Mais avec saint Vincent, (« Vin-saint ») le patron des vignerons, on peut toujours s’en remettre à un protecteur moins rigoureux…
Le 11 octobre, Il ne faudra surtout pas oublier saint Gommaire, le saint patron des maris qui ont des femmes mauvaises. Il fait la paire, en quelque sorte, avec
sainte Rita, patronne des femmes mal mariées,
des causes désespérées et des choses impossibles.
Puis le temps des joyeusetés reviendra, et le 11 mai, il faudra se raccrocher à
Philippe Néri, patron des humoristes (voir https://art-chretien-vexin.fr/2026/04/01/rire-ensemble-avec-les-saints/)
Molière était mort sur scène, saint Genès est le patron des comédiens martyrs.
Peut-être que sainte Marguerite est à invoquer sous la même bannière de la créativité, car les blagues n’ont jamais manqué autour de sa légende : on dit qu’elle avait su charmer et calmer un redoutable dragon, outre moult ours et lions, alors que celui dont elle ne voulait pas pour mari, le général Olibrius, tentait de la faire céder à ses avances à coup de torches ardentes et chaudron d’huile bouillante, le tout sans arriver à la faire craquer (voir sa statue très évocatrice ici.
Attention, ce n’est pas la même sainte Marguerite qui est intervenue de façon décisive dans la vie de Jeanne d’Arc !!!
C’est sainte Jeanne de France qui, avec sainte Catherine et saint Michel, l’archange des batailles, lui avait fait entendre sa Voix ; après quoi, Jeanne la bonne Lorraine sut faire plier le roi à la volonté de Dieu, sut le convaincre de se conduire en homme, et non plus en craintif jouisseur ; il obéit à la Pucelle, et lança son armée contre les Anglais à l’Ouest, puis contre leurs alliés les Bourguignons à l’Est. Jeannette est devenue sainte Jeanne d’Arc, patronne secondaire de la France, après la sainte Vierge, par un « bref » du pape Pie XI en 1922. La France aurait été engloutie par ses voisins sans Jeanne d’Arc : les saints et les saintes de Dieu sont en fait des gens avec qui on ne rigole pas, de leur vivant, et il faut continuer à prier devant les statues et vitraux, nos magnifiques et diverses Jeanne d’Arc du Vexin!
Notre Vexin a-t-il déjà produit des saints ?

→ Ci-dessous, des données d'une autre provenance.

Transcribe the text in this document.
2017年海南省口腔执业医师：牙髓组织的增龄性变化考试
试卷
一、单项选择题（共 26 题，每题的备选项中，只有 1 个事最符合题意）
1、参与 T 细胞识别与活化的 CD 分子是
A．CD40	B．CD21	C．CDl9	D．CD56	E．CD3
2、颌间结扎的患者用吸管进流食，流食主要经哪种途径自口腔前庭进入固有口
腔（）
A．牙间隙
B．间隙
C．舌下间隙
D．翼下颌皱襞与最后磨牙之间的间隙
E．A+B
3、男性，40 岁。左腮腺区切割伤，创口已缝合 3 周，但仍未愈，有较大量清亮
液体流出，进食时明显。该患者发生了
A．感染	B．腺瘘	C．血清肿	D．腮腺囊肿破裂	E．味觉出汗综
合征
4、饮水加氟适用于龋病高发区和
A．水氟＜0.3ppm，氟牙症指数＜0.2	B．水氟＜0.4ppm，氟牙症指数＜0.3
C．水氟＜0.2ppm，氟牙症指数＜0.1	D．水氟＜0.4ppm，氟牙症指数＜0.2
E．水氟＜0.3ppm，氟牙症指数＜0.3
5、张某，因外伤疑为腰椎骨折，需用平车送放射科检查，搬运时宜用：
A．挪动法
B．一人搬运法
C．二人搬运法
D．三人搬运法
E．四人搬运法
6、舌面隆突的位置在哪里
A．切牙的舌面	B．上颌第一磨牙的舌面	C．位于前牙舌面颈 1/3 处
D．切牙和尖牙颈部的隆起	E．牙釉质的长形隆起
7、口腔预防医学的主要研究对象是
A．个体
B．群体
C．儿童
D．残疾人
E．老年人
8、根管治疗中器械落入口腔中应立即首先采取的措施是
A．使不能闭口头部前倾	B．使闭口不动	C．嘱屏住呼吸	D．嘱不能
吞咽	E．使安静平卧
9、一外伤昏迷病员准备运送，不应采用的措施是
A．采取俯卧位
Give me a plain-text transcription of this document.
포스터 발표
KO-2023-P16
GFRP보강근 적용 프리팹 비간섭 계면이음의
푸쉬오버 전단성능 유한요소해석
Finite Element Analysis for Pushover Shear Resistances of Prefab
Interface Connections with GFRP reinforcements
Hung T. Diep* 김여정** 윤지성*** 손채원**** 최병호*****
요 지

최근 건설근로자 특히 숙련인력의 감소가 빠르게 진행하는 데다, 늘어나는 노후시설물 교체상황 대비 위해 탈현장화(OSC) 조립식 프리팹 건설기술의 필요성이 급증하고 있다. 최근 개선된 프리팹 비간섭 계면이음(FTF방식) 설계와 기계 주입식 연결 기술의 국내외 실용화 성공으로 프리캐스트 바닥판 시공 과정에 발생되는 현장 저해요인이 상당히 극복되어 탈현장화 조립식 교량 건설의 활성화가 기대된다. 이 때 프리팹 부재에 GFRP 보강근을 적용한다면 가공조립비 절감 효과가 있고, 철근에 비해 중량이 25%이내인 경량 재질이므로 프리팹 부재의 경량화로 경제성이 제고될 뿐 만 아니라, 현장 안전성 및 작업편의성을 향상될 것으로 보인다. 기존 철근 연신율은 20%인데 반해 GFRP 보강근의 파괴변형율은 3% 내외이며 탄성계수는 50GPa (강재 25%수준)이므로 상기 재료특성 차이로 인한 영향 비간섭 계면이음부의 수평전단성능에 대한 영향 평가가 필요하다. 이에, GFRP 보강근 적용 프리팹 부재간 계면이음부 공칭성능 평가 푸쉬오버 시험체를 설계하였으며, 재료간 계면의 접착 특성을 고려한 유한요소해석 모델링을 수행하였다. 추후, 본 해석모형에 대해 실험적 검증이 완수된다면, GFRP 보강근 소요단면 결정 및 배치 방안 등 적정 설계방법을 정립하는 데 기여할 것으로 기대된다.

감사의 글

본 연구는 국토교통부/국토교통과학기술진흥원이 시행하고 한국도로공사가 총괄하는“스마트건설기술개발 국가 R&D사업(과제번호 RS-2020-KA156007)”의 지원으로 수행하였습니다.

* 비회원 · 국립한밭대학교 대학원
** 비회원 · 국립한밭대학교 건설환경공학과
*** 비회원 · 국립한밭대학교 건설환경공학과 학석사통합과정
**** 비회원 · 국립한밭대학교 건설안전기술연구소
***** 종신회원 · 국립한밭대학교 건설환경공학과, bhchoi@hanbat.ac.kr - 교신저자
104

C’est le moment de nous souvenir de l’abbé Derry, de Maudétour. Il avait dirigé la colonie de vacances au château de Maudétour en 1941, comme les années précédentes. Il fut décapité à Cologne le 15 octobre 1943, pour faits de résistance. Dans sa dernière lettre, il écrivait ceci : « La mort, c’est le voile qui se déchire. Comme je voudrais bien mourir ! Ce serait au moins cela de bien dans ma vie dont le Bon Dieu pourrait tenir compte. Oh, s’il voulait bien me donner sa grâce et accepter ma vie, quelle messe ! S’il continue à m’aider, j’irai en chantant ‘Ce n’est qu’un au revoir’ au Ciel. Qu’est-ce donc que quelques années ? »
Bref, chacun a besoin de saints de référence, pour leurs vices surmontés ou pour leurs pures vertus, pour leur envergure historique, pour leur légende consolante ou pour la beauté de leurs images : ils sont à la fois à notre image et à l’image de Dieu, ils nous aident à nous connaître, et à reconnaître le type de sainteté qui cherche à émerger de notre moi profond : « Ils sont chemin de foi, ils sont chemin vers Dieu… »
A la Toussaint, invoquer tous les saints c’est sain, car même les plus malsains, grâce à l’intercession d’un saint, peuvent à leur tour faire essaimer cet « esprit de sainteté,e sprit de lumière » que nous ressentons naissant en chacun, un jour, pour toujours, si Dieu le veut.